Scott McPherson is an Edmonton-based writer, public speaker, and mindfulness facilitator who works with individuals, companies and non-profit organizations locally and around the world.

The Wisdom of Elders

The boy came down the pier, dragging a stick along the slats of the deck. Click, click, click. He was sullen, looking down, and his grandfather was as still as a bird, so the boy was surprised to suddenly come upon him sitting there on an Adirondack chair. His grandfather smiles.

“What are you doing?” the boy asks.

“Sittin’.”

“I’m bored too.”

“I’m not bored. I’m sittin’.”

The boy gives him a withering look.  “I hate it here. Mom won’t even let me bring my XBox out.”
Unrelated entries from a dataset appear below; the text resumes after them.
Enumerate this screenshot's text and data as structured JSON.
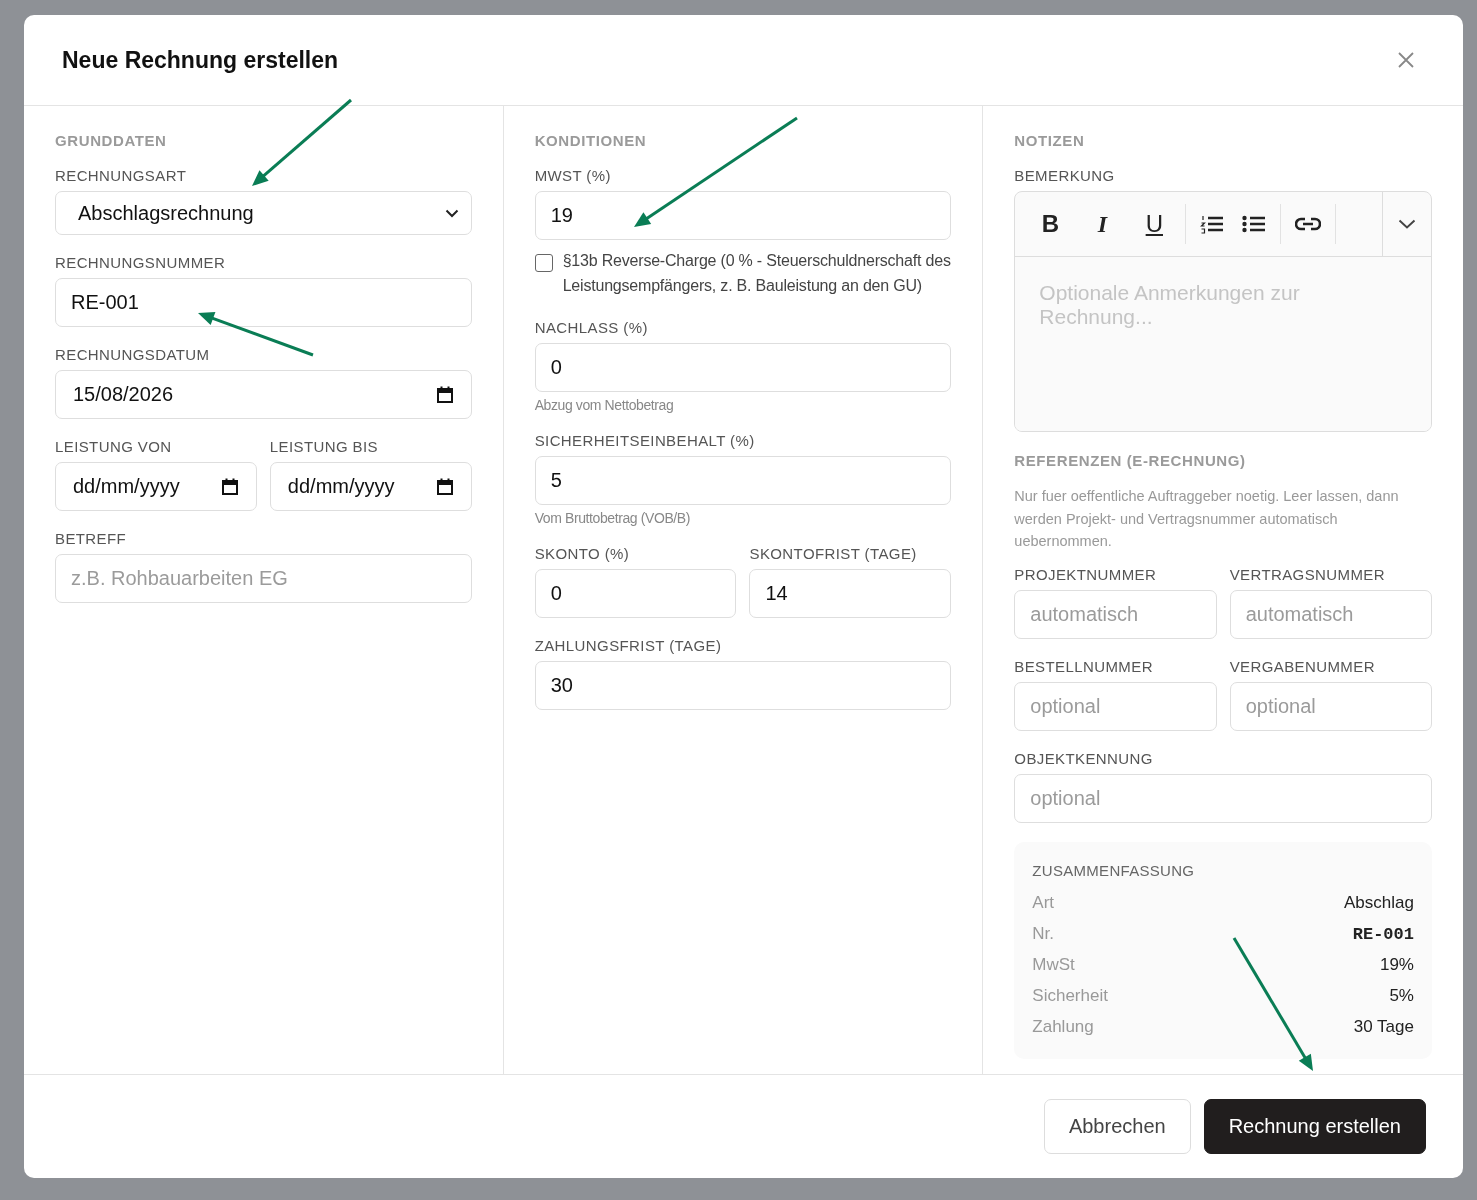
{
  "dialog": {
    "title": "Neue Rechnung erstellen"
  },
  "columns": [
    {
      "items": [
        {
          "kind": "heading",
          "text": "GRUNDDATEN"
        },
        {
          "kind": "fields",
          "fields": [
            {
              "kind": "select",
              "label": "RECHNUNGSART",
              "value": "Abschlagsrechnung"
            }
          ]
        },
        {
          "kind": "fields",
          "fields": [
            {
              "kind": "text",
              "label": "RECHNUNGSNUMMER",
              "value": "RE-001"
            }
          ]
        },
        {
          "kind": "fields",
          "fields": [
            {
              "kind": "date",
              "label": "RECHNUNGSDATUM",
              "value": "15/08/2026"
            }
          ]
        },
        {
          "kind": "fields",
          "fields": [
            {
              "kind": "date",
              "label": "LEISTUNG VON",
              "value": "dd/mm/yyyy"
            },
            {
              "kind": "date",
              "label": "LEISTUNG BIS",
              "value": "dd/mm/yyyy"
            }
          ]
        },
        {
          "kind": "fields",
          "fields": [
            {
              "kind": "text",
              "label": "BETREFF",
              "placeholder": "z.B. Rohbauarbeiten EG"
            }
          ]
        }
      ]
    },
    {
      "items": [
        {
          "kind": "heading",
          "text": "KONDITIONEN"
        },
        {
          "kind": "fields",
          "fields": [
            {
              "kind": "text",
              "label": "MWST (%)",
              "value": "19"
            }
          ]
        },
        {
          "kind": "checkbox",
          "text": "§13b Reverse-Charge (0 % - Steuerschuldnerschaft des Leistungsempfängers, z. B. Bauleistung an den GU)",
          "checked": false
        },
        {
          "kind": "fields",
          "fields": [
            {
              "kind": "text",
              "label": "NACHLASS (%)",
              "value": "0",
              "hint": "Abzug vom Nettobetrag"
            }
          ]
        },
        {
          "kind": "fields",
          "fields": [
            {
              "kind": "text",
              "label": "SICHERHEITSEINBEHALT (%)",
              "value": "5",
              "hint": "Vom Bruttobetrag (VOB/B)"
            }
          ]
        },
        {
          "kind": "fields",
          "fields": [
            {
              "kind": "text",
              "label": "SKONTO (%)",
              "value": "0"
            },
            {
              "kind": "text",
              "label": "SKONTOFRIST (TAGE)",
              "value": "14"
            }
          ]
        },
        {
          "kind": "fields",
          "fields": [
            {
              "kind": "text",
              "label": "ZAHLUNGSFRIST (TAGE)",
              "value": "30"
            }
          ]
        }
      ]
    },
    {
      "items": [
        {
          "kind": "heading",
          "text": "NOTIZEN"
        },
        {
          "kind": "editor",
          "label": "BEMERKUNG",
          "format_buttons": [
            "B",
            "I",
            "U"
          ],
          "placeholder": "Optionale Anmerkungen zur Rechnung..."
        },
        {
          "kind": "heading",
          "text": "REFERENZEN (E-RECHNUNG)"
        },
        {
          "kind": "note",
          "text": "Nur fuer oeffentliche Auftraggeber noetig. Leer lassen, dann werden Projekt- und Vertragsnummer automatisch uebernommen."
        },
        {
          "kind": "fields",
          "fields": [
            {
              "kind": "text",
              "label": "PROJEKTNUMMER",
              "placeholder": "automatisch"
            },
            {
              "kind": "text",
              "label": "VERTRAGSNUMMER",
              "placeholder": "automatisch"
            }
          ]
        },
        {
          "kind": "fields",
          "fields": [
            {
              "kind": "text",
              "label": "BESTELLNUMMER",
              "placeholder": "optional"
            },
            {
              "kind": "text",
              "label": "VERGABENUMMER",
              "placeholder": "optional"
            }
          ]
        },
        {
          "kind": "fields",
          "fields": [
            {
              "kind": "text",
              "label": "OBJEKTKENNUNG",
              "placeholder": "optional"
            }
          ]
        },
        {
          "kind": "summary",
          "title": "ZUSAMMENFASSUNG",
          "rows": [
            {
              "label": "Art",
              "value": "Abschlag",
              "kind": "text"
            },
            {
              "label": "Nr.",
              "value": "RE-001",
              "kind": "code"
            },
            {
              "label": "MwSt",
              "value": "19%",
              "kind": "text"
            },
            {
              "label": "Sicherheit",
              "value": "5%",
              "kind": "text"
            },
            {
              "label": "Zahlung",
              "value": "30 Tage",
              "kind": "text"
            }
          ]
        }
      ]
    }
  ],
  "buttons": [
    {
      "label": "Abbrechen",
      "kind": "secondary"
    },
    {
      "label": "Rechnung erstellen",
      "kind": "primary"
    }
  ]
}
His grandfather looks out at the grand view across the lake. To the right were the long reeds he and his brother would hide in to scare each other. Or just past that, the long winding area where they tried spearfishing the first time. Or way out, where his oldest brother would shoot golf balls and he and his other brothers and sisters would dive for them. He smiled.

The boy’s voice chimes in. “There’s nothing to do out here.”

“What’s wrong with just bein’?”

“What?”

“Being. What’s wrong with just bein’?”

The boy’s looking at the old man like he’s legitimately crazy. “You can’t just ‘be’ grandpa.”

“You can’t, eh?” His grandpa smiles. “Okay. You wanna do something? How about a boat ride?”

The boy looks over at his grandpa’s boat. Maybe in 1970 it was a streamlined beauty loaded with power, but by the boy’s standards it looked more like a rowboat than something cool people might ride in. He reluctantly accepts a life jacket from his grandfather and they climb in. They cruise for a short while. Over the minor roar of the little engine, the boy yells, “Where are we going?”

His grandfather looks at him and smiles. “Nowhere.” And it actually seems like that’s a pretty decent answer to the boy too.

Eventually the engine cuts and the boat glides into a gorgeous little bay. The grandfather handles the boat with great experience, and soon he’s spun it into position where they have a beautiful view of the incredible shoreline. It looks the same as it has for as long as the grandfather can remember. “Why did you stop here?” the boy asks.

The man takes a long time looking out at the shore, and the trees. A deer picks its way through the moss for a drink. “This is where your father and I used to come to fish.” This information instantly arrests the boy’s attention. There is a long pause.

“You came here with Dad?” He’s almost reverent. Suddenly the whole place seems much more interesting to him.

“Yeah. It was our little spot. This is where I hid him from his mother too.” He winks at the boy, who in turn feels good about the idea of being anything anything like his father.

The boy hangs his hand in the water. “Did you guys catch lots of fish here?”

The grandpa smiles broadly. “No…. No, it turned out this was a terrible place for fishing.”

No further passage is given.